Inspiration
- We love singing and especially love the vibe of Asian-style karaoke bars, but they are too hard to come by and too expensive for students. Therefore, KaraokeJump was born, as a means of singing whatever you want, whenever you want, and wherever you want.
Core Technologies
- Speech Recognition with Whisper: Converts audio into text using advanced speech-to-text technology.
- Audio Separation through Spleeter: Isolates vocals and accompaniment from MP3 files, creating a true karaoke experience by splitting tracks just like in a real karaoke bar.
- Audio Compression: Automatically compresses all files uploaded to decrease load times between front-end and back-end.
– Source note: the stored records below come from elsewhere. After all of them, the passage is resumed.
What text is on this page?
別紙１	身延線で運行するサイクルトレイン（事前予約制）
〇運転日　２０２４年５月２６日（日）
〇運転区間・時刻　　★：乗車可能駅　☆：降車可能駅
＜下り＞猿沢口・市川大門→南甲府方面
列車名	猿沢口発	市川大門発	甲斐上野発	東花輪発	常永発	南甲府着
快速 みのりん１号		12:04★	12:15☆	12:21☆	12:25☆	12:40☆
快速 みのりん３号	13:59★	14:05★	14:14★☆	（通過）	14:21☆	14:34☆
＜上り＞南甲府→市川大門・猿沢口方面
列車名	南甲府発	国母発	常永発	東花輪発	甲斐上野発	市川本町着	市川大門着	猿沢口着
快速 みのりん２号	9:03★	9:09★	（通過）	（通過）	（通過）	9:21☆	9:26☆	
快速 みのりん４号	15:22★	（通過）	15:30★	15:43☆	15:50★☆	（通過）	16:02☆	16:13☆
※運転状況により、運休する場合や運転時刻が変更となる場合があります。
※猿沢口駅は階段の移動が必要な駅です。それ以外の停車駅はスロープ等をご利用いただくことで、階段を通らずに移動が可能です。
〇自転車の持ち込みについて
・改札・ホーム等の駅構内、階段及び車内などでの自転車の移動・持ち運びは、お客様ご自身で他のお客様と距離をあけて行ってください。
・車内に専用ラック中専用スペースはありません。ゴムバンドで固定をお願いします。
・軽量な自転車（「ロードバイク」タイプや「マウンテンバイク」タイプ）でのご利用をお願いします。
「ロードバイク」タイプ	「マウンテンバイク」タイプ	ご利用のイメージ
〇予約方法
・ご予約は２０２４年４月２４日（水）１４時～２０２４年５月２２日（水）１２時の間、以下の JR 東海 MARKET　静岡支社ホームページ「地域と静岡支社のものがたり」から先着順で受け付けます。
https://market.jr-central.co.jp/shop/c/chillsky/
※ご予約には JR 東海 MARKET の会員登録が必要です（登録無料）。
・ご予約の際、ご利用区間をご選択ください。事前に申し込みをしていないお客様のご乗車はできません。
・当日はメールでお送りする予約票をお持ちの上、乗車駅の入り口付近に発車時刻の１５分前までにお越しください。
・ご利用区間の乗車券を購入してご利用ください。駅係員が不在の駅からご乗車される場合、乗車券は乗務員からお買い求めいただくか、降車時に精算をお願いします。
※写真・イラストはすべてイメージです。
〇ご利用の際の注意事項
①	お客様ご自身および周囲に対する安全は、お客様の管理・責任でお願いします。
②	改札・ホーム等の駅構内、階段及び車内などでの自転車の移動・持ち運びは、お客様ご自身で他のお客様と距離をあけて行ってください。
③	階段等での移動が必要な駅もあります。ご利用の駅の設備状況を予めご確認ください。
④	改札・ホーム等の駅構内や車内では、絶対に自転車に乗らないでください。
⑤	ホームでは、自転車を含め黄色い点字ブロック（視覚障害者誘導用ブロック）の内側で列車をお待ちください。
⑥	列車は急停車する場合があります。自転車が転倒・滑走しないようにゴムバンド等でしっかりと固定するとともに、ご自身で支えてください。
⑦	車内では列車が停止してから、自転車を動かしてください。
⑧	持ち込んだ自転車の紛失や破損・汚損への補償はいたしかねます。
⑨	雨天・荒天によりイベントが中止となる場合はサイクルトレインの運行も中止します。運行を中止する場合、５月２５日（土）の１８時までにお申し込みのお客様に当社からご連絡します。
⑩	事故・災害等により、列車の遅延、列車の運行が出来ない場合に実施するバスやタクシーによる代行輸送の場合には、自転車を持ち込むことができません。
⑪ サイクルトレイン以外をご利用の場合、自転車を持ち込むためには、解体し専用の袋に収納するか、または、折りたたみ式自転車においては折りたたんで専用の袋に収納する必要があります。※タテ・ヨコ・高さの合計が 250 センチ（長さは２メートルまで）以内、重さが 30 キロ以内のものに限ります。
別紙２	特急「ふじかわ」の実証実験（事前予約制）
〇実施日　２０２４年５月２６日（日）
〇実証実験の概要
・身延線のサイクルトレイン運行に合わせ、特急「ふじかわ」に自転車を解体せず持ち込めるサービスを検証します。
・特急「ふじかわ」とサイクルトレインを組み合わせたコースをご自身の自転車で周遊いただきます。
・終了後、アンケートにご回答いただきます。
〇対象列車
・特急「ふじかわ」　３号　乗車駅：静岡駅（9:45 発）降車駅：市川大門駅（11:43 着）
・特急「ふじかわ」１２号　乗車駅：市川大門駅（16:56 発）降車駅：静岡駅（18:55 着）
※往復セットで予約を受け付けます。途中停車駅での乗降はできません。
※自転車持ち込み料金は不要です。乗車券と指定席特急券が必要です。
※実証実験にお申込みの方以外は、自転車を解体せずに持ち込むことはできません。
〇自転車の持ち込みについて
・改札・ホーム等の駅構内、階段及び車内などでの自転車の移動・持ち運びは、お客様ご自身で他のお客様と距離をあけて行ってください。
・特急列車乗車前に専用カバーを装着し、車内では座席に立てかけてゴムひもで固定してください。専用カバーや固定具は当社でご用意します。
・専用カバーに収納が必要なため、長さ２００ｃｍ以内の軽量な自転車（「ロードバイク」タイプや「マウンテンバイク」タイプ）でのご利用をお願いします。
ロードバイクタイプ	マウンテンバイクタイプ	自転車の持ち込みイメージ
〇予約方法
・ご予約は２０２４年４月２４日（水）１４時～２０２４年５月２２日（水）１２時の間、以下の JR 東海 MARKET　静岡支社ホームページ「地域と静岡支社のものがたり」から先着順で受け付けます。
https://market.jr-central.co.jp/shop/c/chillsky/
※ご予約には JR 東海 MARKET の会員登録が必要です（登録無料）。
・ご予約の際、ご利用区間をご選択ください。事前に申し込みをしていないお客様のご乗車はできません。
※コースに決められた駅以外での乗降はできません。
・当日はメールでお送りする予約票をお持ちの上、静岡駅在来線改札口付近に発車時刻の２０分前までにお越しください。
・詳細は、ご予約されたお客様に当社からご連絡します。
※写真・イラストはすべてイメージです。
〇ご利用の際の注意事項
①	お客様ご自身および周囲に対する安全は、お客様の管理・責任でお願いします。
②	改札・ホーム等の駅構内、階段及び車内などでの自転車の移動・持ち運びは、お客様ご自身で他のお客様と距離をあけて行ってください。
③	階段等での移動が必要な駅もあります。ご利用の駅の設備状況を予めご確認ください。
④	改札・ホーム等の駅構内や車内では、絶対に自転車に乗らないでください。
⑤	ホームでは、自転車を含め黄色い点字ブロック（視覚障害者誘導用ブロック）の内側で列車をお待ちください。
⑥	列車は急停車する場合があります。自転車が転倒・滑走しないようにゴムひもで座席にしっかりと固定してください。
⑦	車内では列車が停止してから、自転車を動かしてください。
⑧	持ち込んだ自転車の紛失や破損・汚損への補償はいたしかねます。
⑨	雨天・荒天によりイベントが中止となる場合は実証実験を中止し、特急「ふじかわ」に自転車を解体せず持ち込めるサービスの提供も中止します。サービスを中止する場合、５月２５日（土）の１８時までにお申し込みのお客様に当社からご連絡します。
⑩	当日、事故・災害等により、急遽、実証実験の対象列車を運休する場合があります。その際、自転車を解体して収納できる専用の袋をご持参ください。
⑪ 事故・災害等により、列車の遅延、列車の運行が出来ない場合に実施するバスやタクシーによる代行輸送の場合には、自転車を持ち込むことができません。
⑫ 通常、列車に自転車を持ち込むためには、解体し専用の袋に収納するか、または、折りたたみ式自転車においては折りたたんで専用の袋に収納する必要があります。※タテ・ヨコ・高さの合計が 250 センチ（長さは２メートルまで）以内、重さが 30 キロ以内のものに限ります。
- Microservice Architecture: Transcription servers are run separately to effectively deal with dependency conflicts
- React: React used for development of the frontend graphical user interface
What it does
The user-uploaded audio file is passed through an audio separation engine that returns vocals and accompaniment. The accompaniment is run if the user chooses to sing, whereas the vocals is used for measuring accuracy of the user's performance.
How we built it
We built KaraokeJump as a Single Page Application using React and MaterialUI on the front-end, and FastAPI on the back-end for compatibility with our audio processing tools. We pass the user uploaded song to the back-end, where audio compression and vocals-accompaniment separation happens. The vocals is passed on to a separate transcription server, where it would return the lyrics in text form to the front-end. As the user sings, the server measures accuracy against the vocals, and displays the score after the user is done.
Challenges we ran into
- The main challenge along the way was figuring out a way to fine-tune our Speech-To-Text models, since most existing commercial Speech-To-Text APIs (i.e. Google Cloud Transcribe or OpenAI Speech-To-Text) are optimized for regular day-to-day conversations, not musical lyrics. Our approach was to first separate the audio into vocals and accompaniment, and apply noise reduction and filtering to get it as close to normal speech as possible.
Accomplishments that we're proud of
- Achieved an average lyric detection rate of 75% across different music genres (yes, including Rap :D) by leveraging advanced amplitude modulation, feature extraction and noise reduction.
- We also optimized existing Spleeter models to gain a ~15% improvement in audio separation times (10-minute version of All Too Well takes 4 seconds to separate during our testing, variable depending on CPU/GPU).
What we learned
- Audio processing, optimization and different techniques for speeding up webpages
What's next for KaraokeJump
In the future, we plan to further optimize our existing Whisper models to better capture the lyrics of a song's vocals (think ~95% accuracy). In addition, lyric support for more non-English languages would also be added. In terms of user experience, our plans would be for users to create their own profiles, record performances, and compete with other users, either through direct PvP or online local/global contests.